CNN’s Aileen Graef spoke with student debt holders who gathered outside the court Tuesday and filed this for CNN’s live story on the arguments:
Perry’s fatea first-generation college student at Morgan State University in Baltimore, living in a single-parent family of five.
“Currently, I have taken many loans. … I’m out here trying to get through college without stressing about the payments and everything else,” Perry said.
Perry said she explores scholarship opportunities to offset the debt, but she knows graduating debt-free isn’t enough.
Glen Lopez, a freshman at Morgan State, described his student debt as a “creeping feeling.” He said he thinks about hunting “every two or three days.”
Representative Ayanna Pressley CNN said she knows about student debt first hand.
“Well, what I was sharing is a story that is not an anomaly at all. This is a systemic crisis — a nearly $2 trillion crisis that hurts people from all walks of life,” the Massachusetts Democrat said.
“Like those millions of Black borrowers – growing up in a single-parent family – and in the face of financial pressure, I had no choice but to get those loans. Ultimately, I defaulted on those loans and paid them off, but it took me 20 more years to do so. And I was gainfully employed and often living paycheck to paycheck and couldn’t make ends meet. I couldn’t go on,” she said.
In response to opponents’ arguments that people should pay off the loans they get, Pressley said “hardship is not a character flaw.”
“And despite Herculean efforts to get people working in several jobs, and costs rising, people are running out of water. They are drinking water, and we can do something to ease this burden and this hardship,” she said.
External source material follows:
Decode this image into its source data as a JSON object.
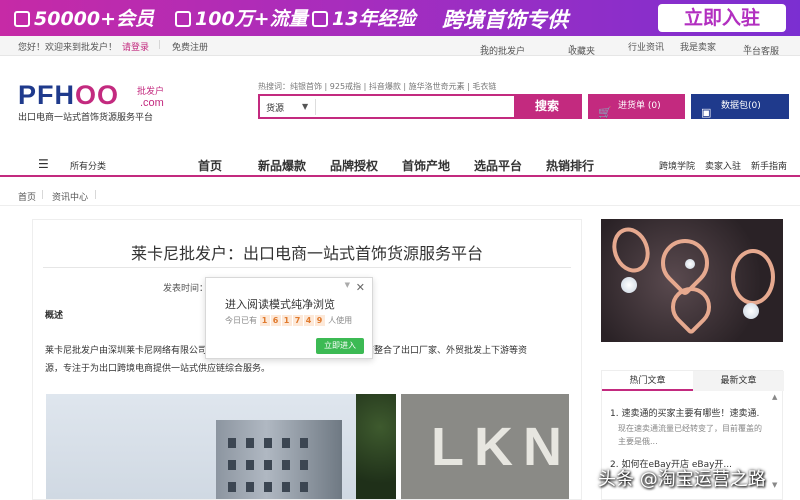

There is a separate and extremely important question about whether the six Republican states as well as the two borrowers that you have “standing” to bring the cases – meaning the legal right to bring the disputes in the first place. In fact, residents of those states would benefit from the amnesty.
CNN legal analyst Steve Vladeck, a law professor at the University of Texas at Austin, told CNN’s Kate Bolduan that if the Supreme Court approves the six red states, it could open a new era of legal challenges in their states. overloading the legal system and protests against all presidential actions.
“Does their hostility to this program seriously weaken the historical limits on standing?” That’s a question the judges will have to grapple with, according to Vladeck, arguing that they could also decide that this is a political question to be decided at the ballot box.